When most people hear the word “trust,” certain images come to mind. These include wealthy trust fund babies, elderly individuals with high net worths and other scenarios that often appear in the media. However, a trust can benefit people of all ages and income levels. Trusts can help simplify the estate planning process and provide a wide range of other benefits.
Generally speaking, a trust is used to hold property, and the trustee manages the assets in accordance with the instructions, rules and guidelines written into the trust instrument. The trustee can be a person or a professional corporation. Trustees must adhere to fiduciary duties set out in the trust instrument, and they are subject to various laws and regulations depending on jurisdiction.
In addition to managing the trust assets according to the trust instrument, trustees also must comply with tax law. Depending on the type of trust, income from the trust may be subject to income, capital gains or inheritance taxes, and there are sometimes tax consequences when assets are moved in and out of the trust.
There are two major types of trusts: revocable and irrevocable. Revocable trusts allow the grantor to maintain control of their assets during their lifetime, and they can be changed or revoked at any time. Irrevocable trusts are generally designed to reduce estate, gift and/or income taxes. They are not as flexible as revocable trusts, but they do not require probate.
Step 1: Choose the right trustee. This can be a trusted friend or family member or a professional trustee. It’s important to choose a trustee that will carry out your wishes and not have any conflicts of interest. Having an independent trustee can help to preserve family relationships, avoid conflict and bring objectivity to decision making. A professional trustee can be a valuable asset because they will have the experience and expertise to effectively communicate with beneficiaries.
Step 2: Transfer assets into the trust.
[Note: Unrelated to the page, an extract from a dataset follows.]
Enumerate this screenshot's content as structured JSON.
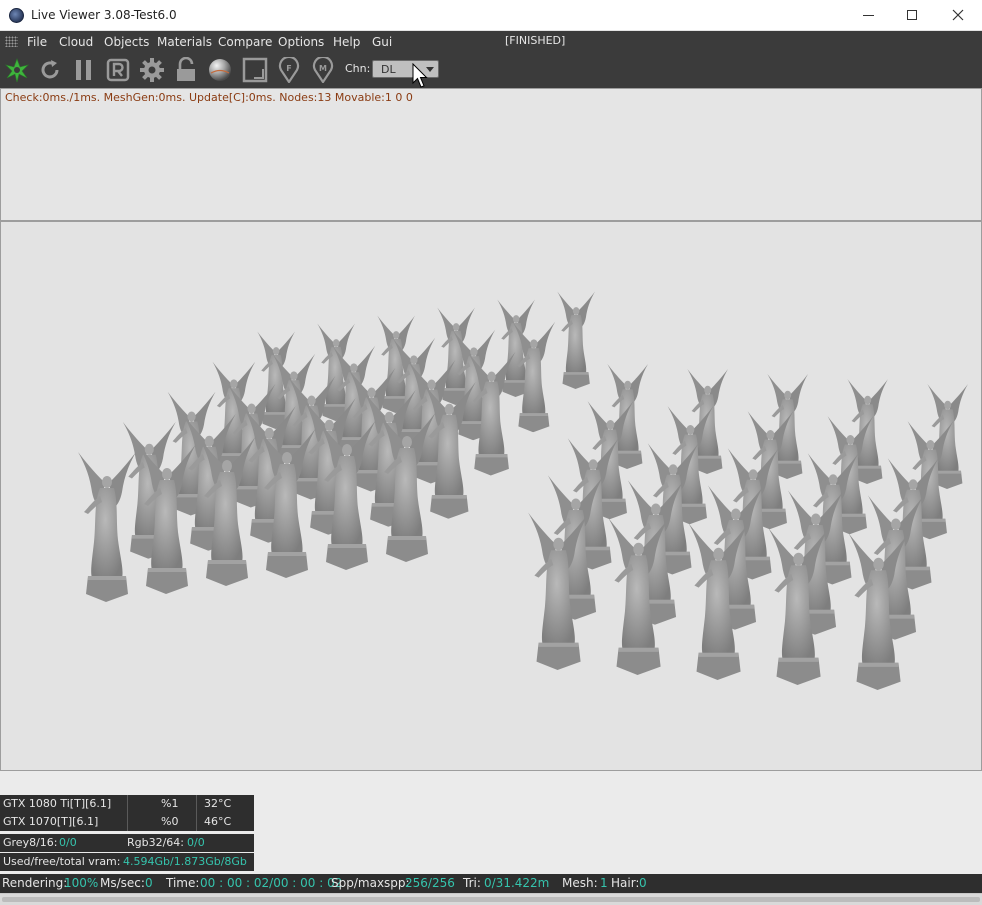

This can include anything from real estate to investment portfolios, cash, life insurance policies, bank accounts and more. This can be done with the guidance of a trust attorney. It is important to retitle all assets that are transferred into the trust, as they legally become owned by the trust. This can take a bit more time than just executing a will, as titled assets need to be re-signed over from the individual to the trust.
As the trustee manages the trust, they will distribute the assets to the beneficiaries according to the provisions of the trust instrument. Beneficiaries can receive annual earnings distributions, or the entire trust principal (“corpus”) when the trust terminates.